The pound has fallen against the dollar and the euro, after the jobs data, down 0.4% for each currency pair, reflecting a slight increase in interest rate cut hopes.

But market analyst Michael Brown at Pepperstone reckons “there are limited implications from this morning’s data for the Bank of England’s monetary policy committee”.

This is partly as incoming inflation data should be a more important deciding factor, but also as quality and accuracy concerns continue to plague the ONS employment statistics.

As well as the changes in pay growth, he notes that the more timely PAYE metric of payrolled employees from September pointed to a decline of 10k, the eighth monthly decline in a row, “indicating that while the pace of job shedding has slowed markedly from earlier in the year, hiring has yet to materially pick up”.

7.25am: Unemployment up, pay growth down

UK unemployment has surprisingly risen to 4.8%, according to freshly published data by the Office for National Statistics, up from 4.7%. 

Average wage growth including bonuses was up 5.0% in the three months to August, from 4.7%, where it was expected to remain.

Excluding bonuses, pay growth fell to 4.7% from 4.8%, with the market expecting it also to have remained at 4.8%. These figures were boosted by the annual NHS staff pay award.

Excluding public sector wages, pay growth excluding bonuses fell to 4.4% from 4.7%, with the economists expecting 4.5%.

“After a long period of weak hiring activity, there are signs that the falls we have seen in both payroll numbers and vacancies are now levelling off,” says ONS director of economic statistics Liz McKeown.

“We see different patterns across the age ranges with record numbers of over-65s in work, while the increase in unemployment was driven mostly by younger people.

“Wage growth slowed in the private sector to its lowest rate in nearly four years, but public sector pay growth increased, reflecting some public sector pay rises being awarded earlier than they were last year.”

Viraj Patel at Vanda Research says the 5% pay growth is “mechanical” due to the difference in timing for public sector pay rises, whereas the fall in private sector pay is the “real sign of labour market loosening”, the lowest since 2021.
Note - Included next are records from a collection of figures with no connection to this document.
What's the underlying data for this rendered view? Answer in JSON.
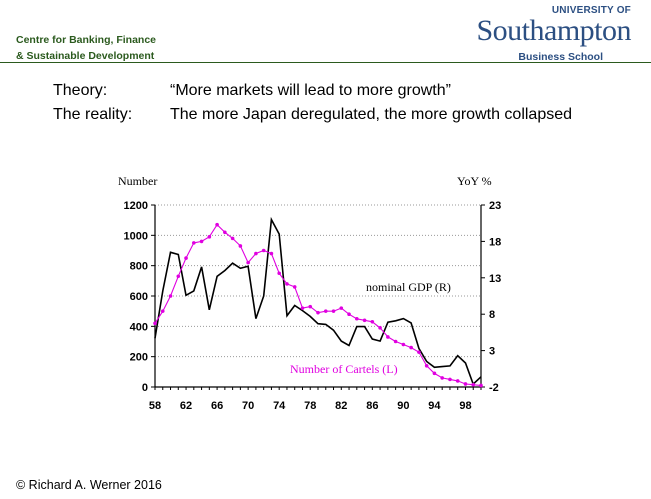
{
  "header": {
    "centre_line1": "Centre for Banking, Finance",
    "centre_line2": "& Sustainable Development",
    "university_label": "UNIVERSITY OF",
    "university_name": "Southampton",
    "school": "Business School"
  },
  "slide": {
    "theory_label": "Theory:",
    "theory_text": "“More markets will lead to more growth”",
    "reality_label": "The reality:",
    "reality_text": "The more Japan deregulated, the more growth collapsed"
  },
  "footer": {
    "copyright": "© Richard A. Werner 2016"
  },
  "colors": {
    "gdp": "#000000",
    "cartels": "#e000e0",
    "brand_green": "#2b5a1e",
    "brand_blue": "#2c4f82"
  },
  "chart_data": {
    "type": "line",
    "left_axis_title": "Number",
    "right_axis_title": "YoY %",
    "ylim_left": [
      0,
      1200
    ],
    "yticks_left": [
      0,
      200,
      400,
      600,
      800,
      1000,
      1200
    ],
    "ylim_right": [
      -2,
      23
    ],
    "yticks_right": [
      -2,
      3,
      8,
      13,
      18,
      23
    ],
    "xlim": [
      1958,
      2000
    ],
    "xtick_labels": [
      "58",
      "62",
      "66",
      "70",
      "74",
      "78",
      "82",
      "86",
      "90",
      "94",
      "98"
    ],
    "grid": "horizontal-dotted",
    "series": [
      {
        "name": "nominal GDP (R)",
        "axis": "right",
        "color": "#000000",
        "x": [
          1958,
          1959,
          1960,
          1961,
          1962,
          1963,
          1964,
          1965,
          1966,
          1967,
          1968,
          1969,
          1970,
          1971,
          1972,
          1973,
          1974,
          1975,
          1976,
          1977,
          1978,
          1979,
          1980,
          1981,
          1982,
          1983,
          1984,
          1985,
          1986,
          1987,
          1988,
          1989,
          1990,
          1991,
          1992,
          1993,
          1994,
          1995,
          1996,
          1997,
          1998,
          1999,
          2000
        ],
        "values": [
          4.7,
          11.2,
          16.5,
          16.2,
          10.6,
          11.2,
          14.5,
          8.6,
          13.2,
          14.0,
          15.0,
          14.3,
          14.6,
          7.4,
          10.5,
          21.0,
          19.0,
          7.8,
          9.2,
          8.5,
          7.7,
          6.7,
          6.6,
          5.8,
          4.3,
          3.7,
          6.3,
          6.3,
          4.6,
          4.3,
          6.9,
          7.1,
          7.4,
          6.8,
          3.3,
          1.5,
          0.7,
          0.8,
          0.9,
          2.3,
          1.3,
          -1.6,
          -0.6
        ]
      },
      {
        "name": "Number of Cartels (L)",
        "axis": "left",
        "color": "#e000e0",
        "x": [
          1958,
          1959,
          1960,
          1961,
          1962,
          1963,
          1964,
          1965,
          1966,
          1967,
          1968,
          1969,
          1970,
          1971,
          1972,
          1973,
          1974,
          1975,
          1976,
          1977,
          1978,
          1979,
          1980,
          1981,
          1982,
          1983,
          1984,
          1985,
          1986,
          1987,
          1988,
          1989,
          1990,
          1991,
          1992,
          1993,
          1994,
          1995,
          1996,
          1997,
          1998,
          1999,
          2000
        ],
        "values": [
          420,
          500,
          600,
          730,
          850,
          950,
          960,
          990,
          1070,
          1020,
          980,
          930,
          820,
          880,
          900,
          880,
          750,
          680,
          660,
          520,
          530,
          490,
          500,
          500,
          520,
          480,
          450,
          440,
          430,
          390,
          330,
          300,
          280,
          260,
          230,
          140,
          90,
          60,
          50,
          40,
          20,
          15,
          10
        ]
      }
    ],
    "annotations": [
      {
        "text": "nominal GDP (R)",
        "series": "nominal GDP (R)"
      },
      {
        "text": "Number of Cartels (L)",
        "series": "Number of Cartels (L)"
      }
    ]
  }
}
He says this means the Bank of England is “on track” to cut.

7.15am: FTSE 100 set to slide

A sharp fall is expected for the FTSE 100 and other European stock markets on Tuesday as the previous day’s confidence appears to be a mirage.
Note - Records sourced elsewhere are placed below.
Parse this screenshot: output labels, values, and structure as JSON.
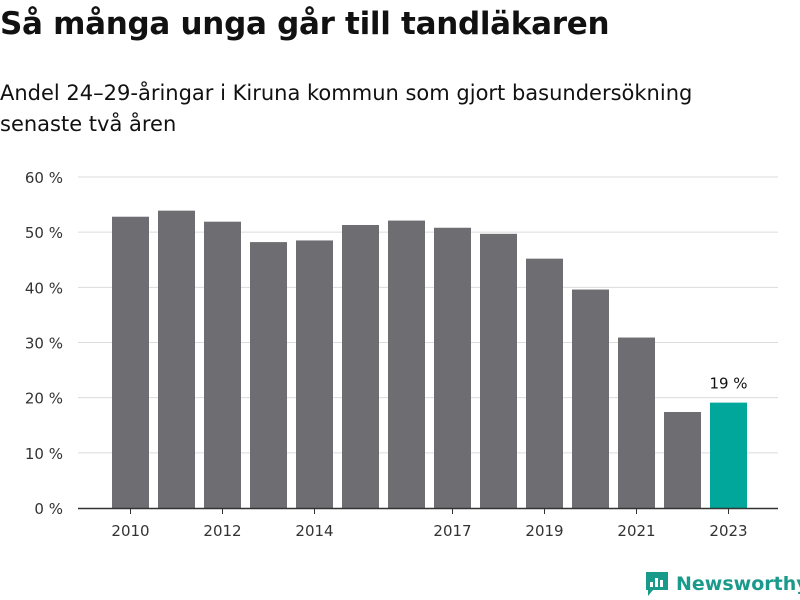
{
  "title": "Så många unga går till tandläkaren",
  "subtitle": "Andel 24–29-åringar i Kiruna kommun som gjort basundersökning senaste två åren",
  "brand": {
    "name": "Newsworthy",
    "color": "#1a9a8a"
  },
  "colors": {
    "bar": "#6e6d72",
    "highlight": "#00a79a",
    "grid": "#dcdcdc",
    "axis": "#333333"
  },
  "chart_data": {
    "type": "bar",
    "categories": [
      "2010",
      "2011",
      "2012",
      "2013",
      "2014",
      "2015",
      "2016",
      "2017",
      "2018",
      "2019",
      "2020",
      "2021",
      "2022",
      "2023"
    ],
    "values": [
      52.8,
      53.9,
      51.9,
      48.2,
      48.5,
      51.3,
      52.1,
      50.8,
      49.7,
      45.2,
      39.6,
      30.9,
      17.4,
      19.1
    ],
    "x_tick_labels": [
      "2010",
      "",
      "2012",
      "",
      "2014",
      "",
      "",
      "2017",
      "",
      "2019",
      "",
      "2021",
      "",
      "2023"
    ],
    "ylim": [
      0,
      60
    ],
    "yticks": [
      0,
      10,
      20,
      30,
      40,
      50,
      60
    ],
    "ytick_labels": [
      "0 %",
      "10 %",
      "20 %",
      "30 %",
      "40 %",
      "50 %",
      "60 %"
    ],
    "highlight_index": 13,
    "data_labels": [
      {
        "index": 13,
        "text": "19 %"
      }
    ],
    "grid": true
  }
}
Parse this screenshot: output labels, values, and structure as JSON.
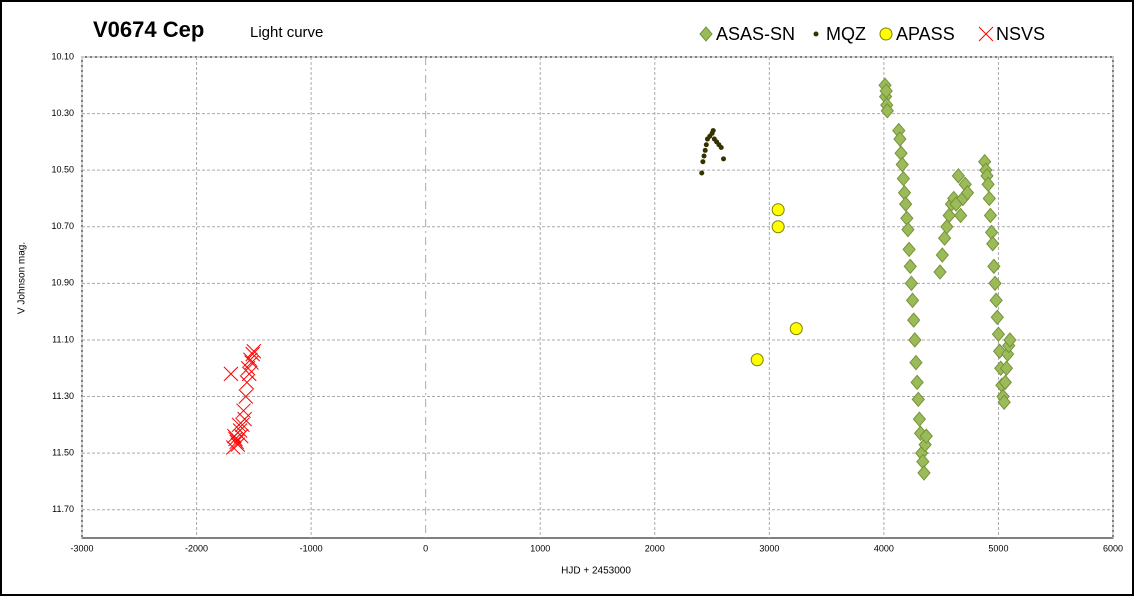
{
  "chart_data": {
    "type": "scatter",
    "title": "V0674 Cep",
    "subtitle": "Light curve",
    "x_label": "HJD + 2453000",
    "y_label": "V Johnson mag.",
    "xlim": [
      -3000,
      6000
    ],
    "xticks": [
      -3000,
      -2000,
      -1000,
      0,
      1000,
      2000,
      3000,
      4000,
      5000,
      6000
    ],
    "ylim": [
      10.1,
      11.8
    ],
    "y_inverted": true,
    "yticks": [
      {
        "value": 10.1,
        "label": "10.10"
      },
      {
        "value": 10.3,
        "label": "10.30"
      },
      {
        "value": 10.5,
        "label": "10.50"
      },
      {
        "value": 10.7,
        "label": "10.70"
      },
      {
        "value": 10.9,
        "label": "10.90"
      },
      {
        "value": 11.1,
        "label": "11.10"
      },
      {
        "value": 11.3,
        "label": "11.30"
      },
      {
        "value": 11.5,
        "label": "11.50"
      },
      {
        "value": 11.7,
        "label": "11.70"
      }
    ],
    "grid": true,
    "legend": "top-right",
    "series": [
      {
        "name": "ASAS-SN",
        "color": "#9bbb59",
        "marker": "diamond",
        "x": [
          4010,
          4015,
          4020,
          4025,
          4030,
          4130,
          4140,
          4150,
          4160,
          4170,
          4180,
          4190,
          4200,
          4210,
          4220,
          4230,
          4240,
          4250,
          4260,
          4270,
          4280,
          4290,
          4300,
          4310,
          4320,
          4330,
          4340,
          4350,
          4360,
          4370,
          4490,
          4510,
          4530,
          4550,
          4570,
          4590,
          4610,
          4630,
          4650,
          4670,
          4690,
          4710,
          4730,
          4880,
          4890,
          4900,
          4910,
          4920,
          4930,
          4940,
          4950,
          4960,
          4970,
          4980,
          4990,
          5000,
          5010,
          5020,
          5030,
          5040,
          5050,
          5060,
          5070,
          5080,
          5090,
          5100
        ],
        "values": [
          10.2,
          10.24,
          10.22,
          10.27,
          10.29,
          10.36,
          10.39,
          10.44,
          10.48,
          10.53,
          10.58,
          10.62,
          10.67,
          10.71,
          10.78,
          10.84,
          10.9,
          10.96,
          11.03,
          11.1,
          11.18,
          11.25,
          11.31,
          11.38,
          11.43,
          11.5,
          11.53,
          11.57,
          11.47,
          11.44,
          10.86,
          10.8,
          10.74,
          10.7,
          10.66,
          10.62,
          10.6,
          10.62,
          10.52,
          10.66,
          10.6,
          10.55,
          10.58,
          10.47,
          10.5,
          10.52,
          10.55,
          10.6,
          10.66,
          10.72,
          10.76,
          10.84,
          10.9,
          10.96,
          11.02,
          11.08,
          11.14,
          11.2,
          11.26,
          11.3,
          11.32,
          11.25,
          11.2,
          11.15,
          11.12,
          11.1
        ]
      },
      {
        "name": "MQZ",
        "color": "#333300",
        "marker": "dot",
        "x": [
          2410,
          2420,
          2430,
          2440,
          2450,
          2460,
          2480,
          2500,
          2510,
          2520,
          2540,
          2560,
          2580,
          2600
        ],
        "values": [
          10.51,
          10.47,
          10.45,
          10.43,
          10.41,
          10.39,
          10.38,
          10.37,
          10.36,
          10.39,
          10.4,
          10.41,
          10.42,
          10.46
        ]
      },
      {
        "name": "APASS",
        "color": "#ffff00",
        "marker": "circle",
        "x": [
          3077,
          3077,
          2894,
          3235
        ],
        "values": [
          10.64,
          10.7,
          11.17,
          11.06
        ]
      },
      {
        "name": "NSVS",
        "color": "#ff0000",
        "marker": "cross",
        "x": [
          -1700,
          -1680,
          -1670,
          -1660,
          -1650,
          -1640,
          -1630,
          -1620,
          -1610,
          -1600,
          -1590,
          -1580,
          -1570,
          -1560,
          -1550,
          -1540,
          -1530,
          -1520,
          -1510,
          -1500
        ],
        "values": [
          11.22,
          11.48,
          11.44,
          11.45,
          11.46,
          11.47,
          11.4,
          11.42,
          11.44,
          11.4,
          11.35,
          11.38,
          11.3,
          11.25,
          11.2,
          11.22,
          11.17,
          11.18,
          11.15,
          11.14
        ]
      }
    ]
  }
}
London’s blue-chip index has been called 37 points lower, after closing up 15.4 points at 9,442.87.

Germany’s DAX has been called over 100 points lower, while Wall Street futures are in the red too. 

Asian markets are seeing heavy selling this morning, with Japan’s Nikkei tumbling 2.8% and the Hang Seng down 1.2% in Hong Kong. 

That followed strong gains for US stocks overnight, led by the tech-powered Nasdaq, which rebounded 2.2% after Friday’s sell-off, while the S&P 500 climbed 1.6% and the Dow Jones added 1.3%.